On Saturday, Feb. 1 community members are encouraged to join Rose Hill at the Union County Carnegie Library for the session “Easily Finding My Union County, SC African American Ancestor”.
Attendees will be able to talk with genealogist Robin Foster and learn how to use oral history, online and offline resources to find their roots.
Foster is from Union County, she said it was her own hunger and study of her family history in the late 1980’s that brought on her wish to teach genealogy.
“Then people started asking me ‘How do you do this?’ ‘How do you find that?’ I said well I can help other people at the same time that I’m doing it,” Foster said.
Foster noted that novice researches may be able to discover enslaved or free ancestors before 1865. They could also research the Reconstruction and the Jim Crow eras to find freed family members.
“You can teach this to your child and your child doesn’t have to look outside the family for a hero,” Foster said.

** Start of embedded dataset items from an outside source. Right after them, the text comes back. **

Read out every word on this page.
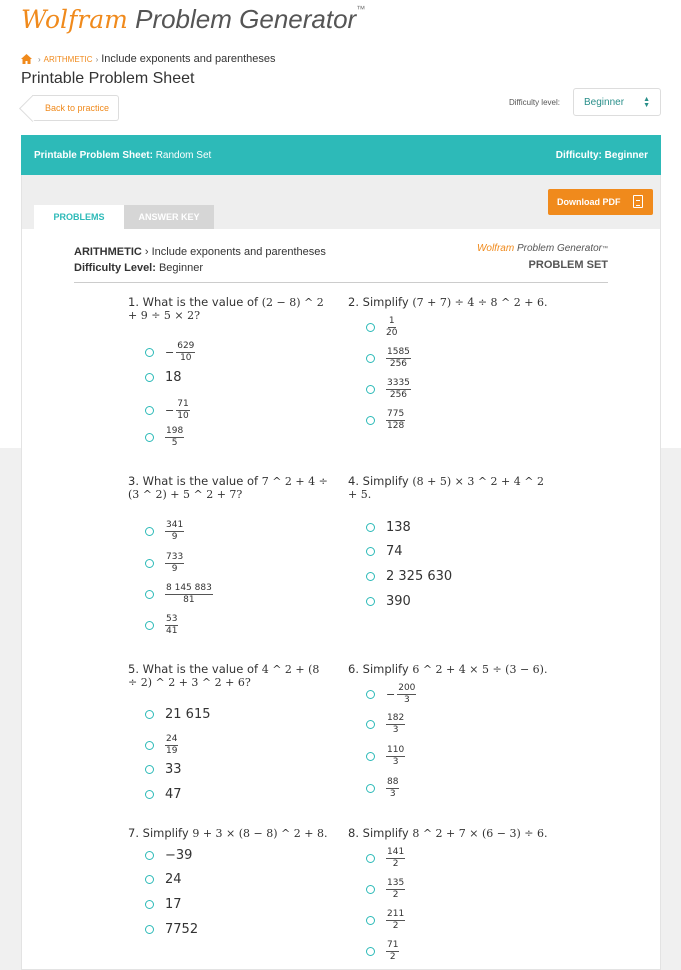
Wolfram Problem Generator™
› ARITHMETIC › Include exponents and parentheses
Printable Problem Sheet
Back to practice
Difficulty level: Beginner	▲
▼
Printable Problem Sheet: Random Set	Difficulty: Beginner
PROBLEMS	ANSWER KEY
Download PDF
ARITHMETIC › Include exponents and parentheses
Difficulty Level: Beginner
Wolfram Problem Generator™
PROBLEM SET
1. What is the value of (2 − 8) ^ 2 + 9 ÷ 5 × 2?
− $\frac{629}{10}$
18
− $\frac{71}{10}$
$\frac{198}{5}$
2. Simplify (7 + 7) ÷ 4 ÷ 8 ^ 2 + 6.
$\frac{1}{20}$
$\frac{1585}{256}$
$\frac{3335}{256}$
$\frac{775}{128}$
3. What is the value of 7 ^ 2 + 4 ÷ (3 ^ 2) + 5 ^ 2 + 7?
$\frac{341}{9}$
$\frac{733}{9}$
$\frac{8 145 883}{81}$
$\frac{53}{41}$
4. Simplify (8 + 5) × 3 ^ 2 + 4 ^ 2 + 5.
138
74
2 325 630
390
5. What is the value of 4 ^ 2 + (8 ÷ 2) ^ 2 + 3 ^ 2 + 6?
21 615
$\frac{24}{19}$
33
47
6. Simplify 6 ^ 2 + 4 × 5 ÷ (3 − 6).
− $\frac{200}{3}$
$\frac{182}{3}$
$\frac{110}{3}$
$\frac{88}{3}$
7. Simplify 9 + 3 × (8 − 8) ^ 2 + 8.
−39
24
17
7752
8. Simplify 8 ^ 2 + 7 × (6 − 3) ÷ 6.
$\frac{141}{2}$
$\frac{135}{2}$
$\frac{211}{2}$
$\frac{71}{2}$
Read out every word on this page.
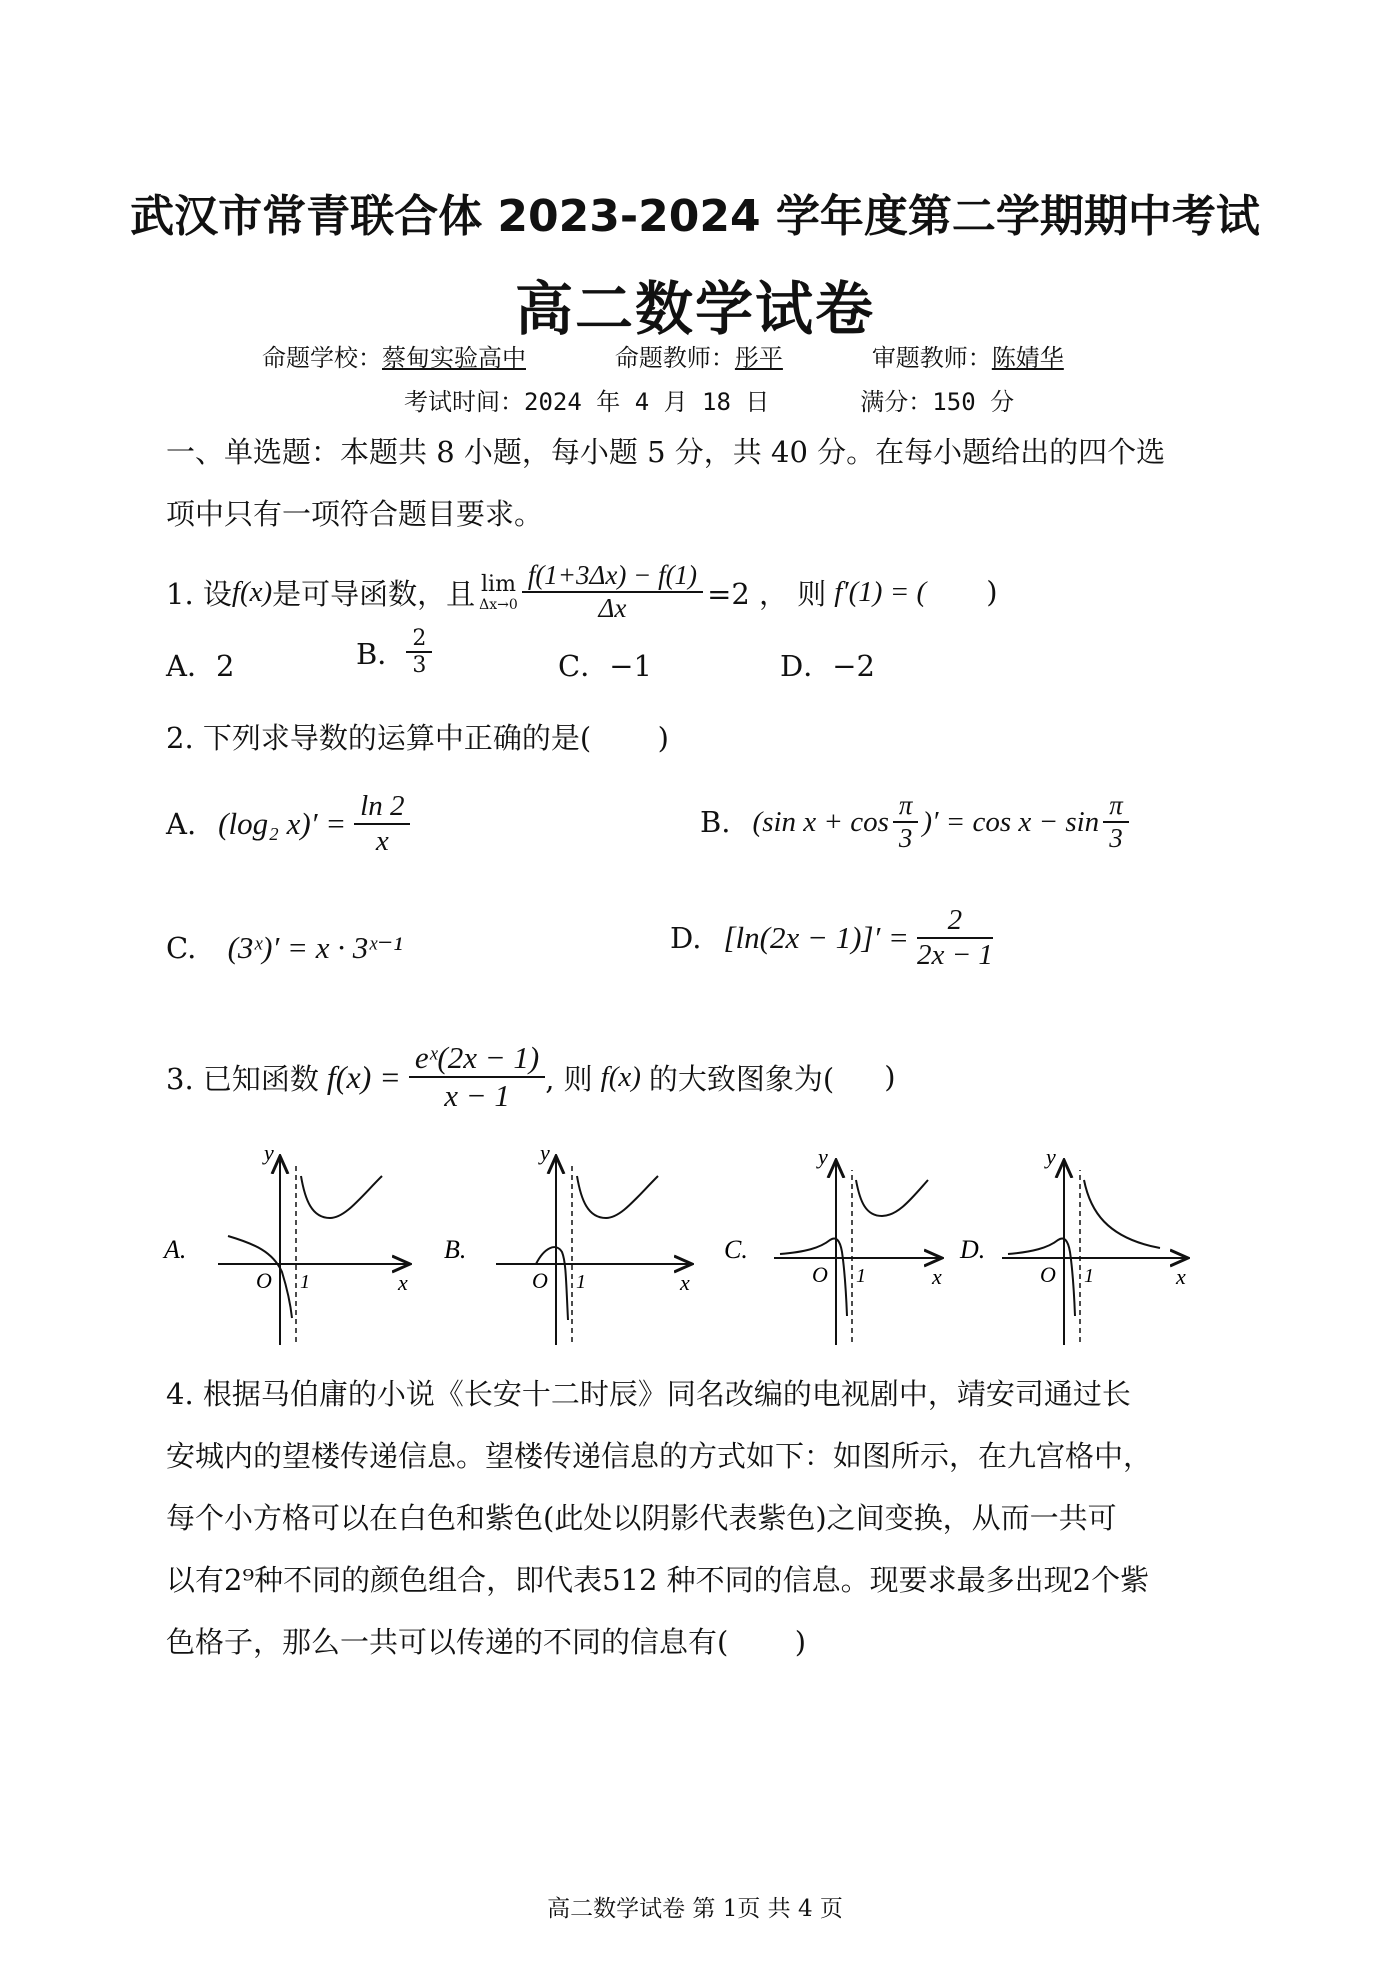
武汉市常青联合体 2023-2024 学年度第二学期期中考试
高二数学试卷
命题学校：蔡甸实验高中	命题教师：彤平	审题教师：陈婧华
考试时间：2024 年 4 月 18 日	满分：150 分
一、单选题：本题共 8 小题，每小题 5 分，共 40 分。在每小题给出的四个选
项中只有一项符合题目要求。
1. 设 f(x) 是可导函数，且 lim
$\Delta x\to 0 \frac{f(1+3\Delta x) - f(1)}{\Delta x} =2$ ， 则 f′(1) = ( )
A．2	B． $\frac{2}{3}$	C．−1	D．−2
2. 下列求导数的运算中正确的是( )
A. (log₂ $x)' = \frac{\ln 2}{x}$	B. (sin $x + \cos \frac{\pi}{3}$ )′ = $\cos x - \sin \frac{\pi}{3}$
C. (3ˣ)′ = x · 3ˣ⁻¹	D. $[\ln(2x - 1)]' = \frac{2}{2x - 1}$
3. 已知函数 $f(x) = \frac{\text{eˣ(2x − 1)}}{x - 1}$ , 则 f(x) 的大致图象为( )
A.
O 1	x
y
B.
O 1	x
y
C.
O 1	x
y
D.
O 1	x
y
4. 根据马伯庸的小说《长安十二时辰》同名改编的电视剧中，靖安司通过长
安城内的望楼传递信息。望楼传递信息的方式如下：如图所示，在九宫格中，
每个小方格可以在白色和紫色(此处以阴影代表紫色)之间变换，从而一共可
以有2⁹种不同的颜色组合，即代表512 种不同的信息。现要求最多出现2个紫
色格子，那么一共可以传递的不同的信息有( )
高二数学试卷 第 1页 共 4 页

The genealogy research session at Union County Carnegie Library starts at 11 a.m.
Rose Hill’s Park Manager Nate Johnson said each Saturday’s event is very important.

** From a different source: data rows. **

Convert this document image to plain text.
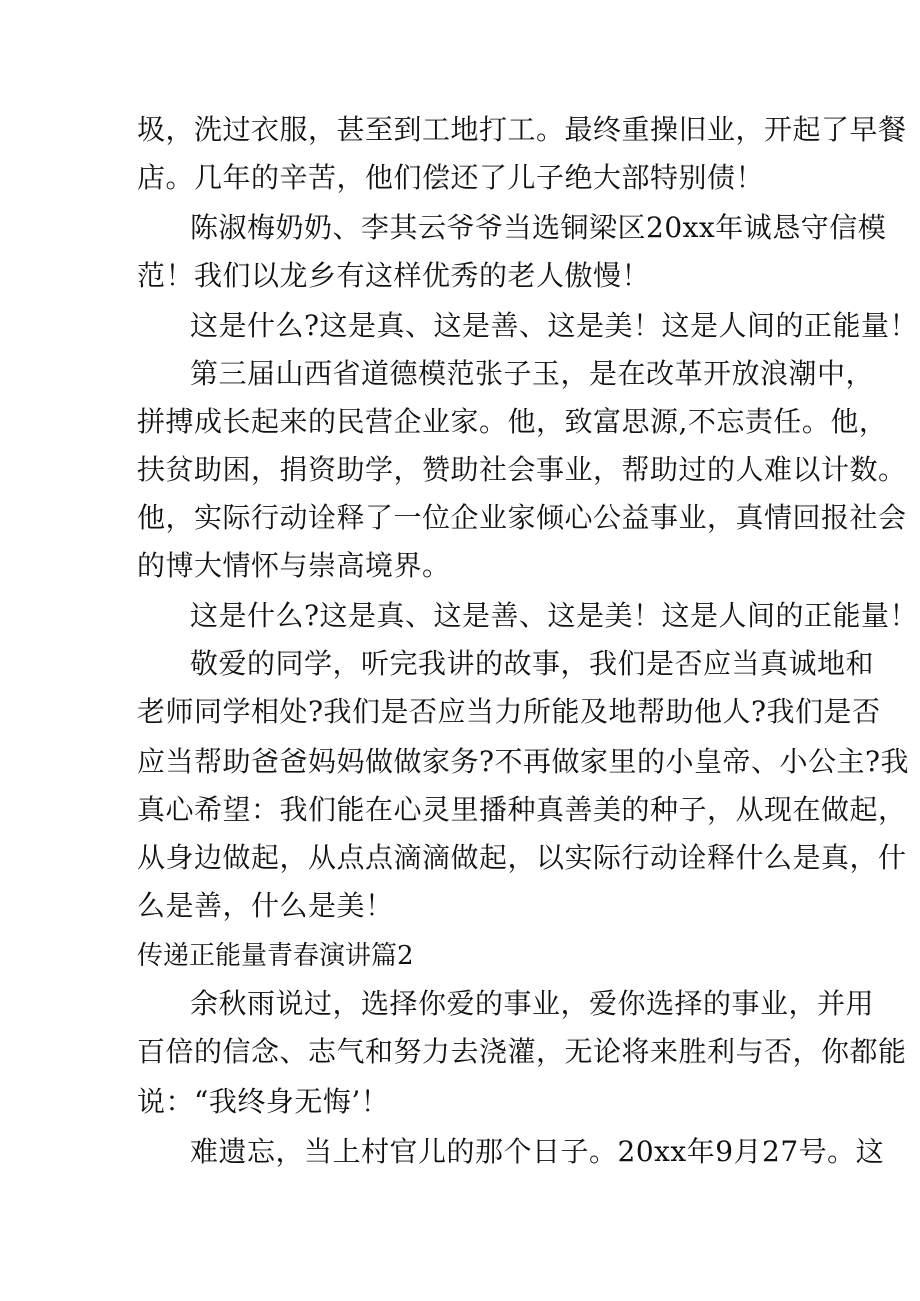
圾，洗过衣服，甚至到工地打工。最终重操旧业，开起了早餐
店。几年的辛苦，他们偿还了儿子绝大部特别债！
陈淑梅奶奶、李其云爷爷当选铜梁区20xx年诚恳守信模
范！我们以龙乡有这样优秀的老人傲慢！
这是什么?这是真、这是善、这是美！这是人间的正能量！
第三届山西省道德模范张子玉，是在改革开放浪潮中，
拼搏成长起来的民营企业家。他，致富思源,不忘责任。他，
扶贫助困，捐资助学，赞助社会事业，帮助过的人难以计数。
他，实际行动诠释了一位企业家倾心公益事业，真情回报社会
的博大情怀与崇高境界。
这是什么?这是真、这是善、这是美！这是人间的正能量！
敬爱的同学，听完我讲的故事，我们是否应当真诚地和
老师同学相处?我们是否应当力所能及地帮助他人?我们是否
应当帮助爸爸妈妈做做家务?不再做家里的小皇帝、小公主?我
真心希望：我们能在心灵里播种真善美的种子，从现在做起，
从身边做起，从点点滴滴做起，以实际行动诠释什么是真，什
么是善，什么是美！
传递正能量青春演讲篇2
余秋雨说过，选择你爱的事业，爱你选择的事业，并用
百倍的信念、志气和努力去浇灌，无论将来胜利与否，你都能
说：“我终身无悔’！
难遗忘，当上村官儿的那个日子。20xx年9月27号。这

“Even the very difficult past, difficult history, because it helps us understand and gauge where we are today. In some regards we’ve made a lot of progress and so history helps us to look back and see what we’ve been able achieve,” Johnson said. “In other cases we can look back and say in some cases we haven’t come quite as far and we have more work to do.”
On Saturday, Feb. 8 attendees are invited to the Rose Hill Plantation State Historic Site for a day covering black men’s right to vote titled “150 Years – The Fight for Voting Rights”.
Rose Hill’s Park Manager, Nate Johnson, and the Park Interpreter, Stephanie Cohen, will present information on the 15th Amendment of the United States Constitution.
On Feb. 3, 1870, black men were given the right to vote.
Johnson and Cohen will talk about the 15th Amendment’s meaning to South Carolina African Americans and the challenges that came with their right to vote, starting at 11 a.m.
On Saturday, Feb. 15 at the Rose Hill Plantation State Historic Site, South Carolina Institute of Archaeology and Anthropology Director of Applied Research Division, Stacey Young, will present a session on the “Archaeology of Plantation Lifeways“.
Attendees will learn about archaeological discoveries at Rose Hill, as well as, future archaeological work.
After the presentation, starts at 11 a.m., Young will lead a walk around the park grounds to showcase previous archaeological dig sites.
“We want everyone to come so, it’s open to everybody,” Johnson said.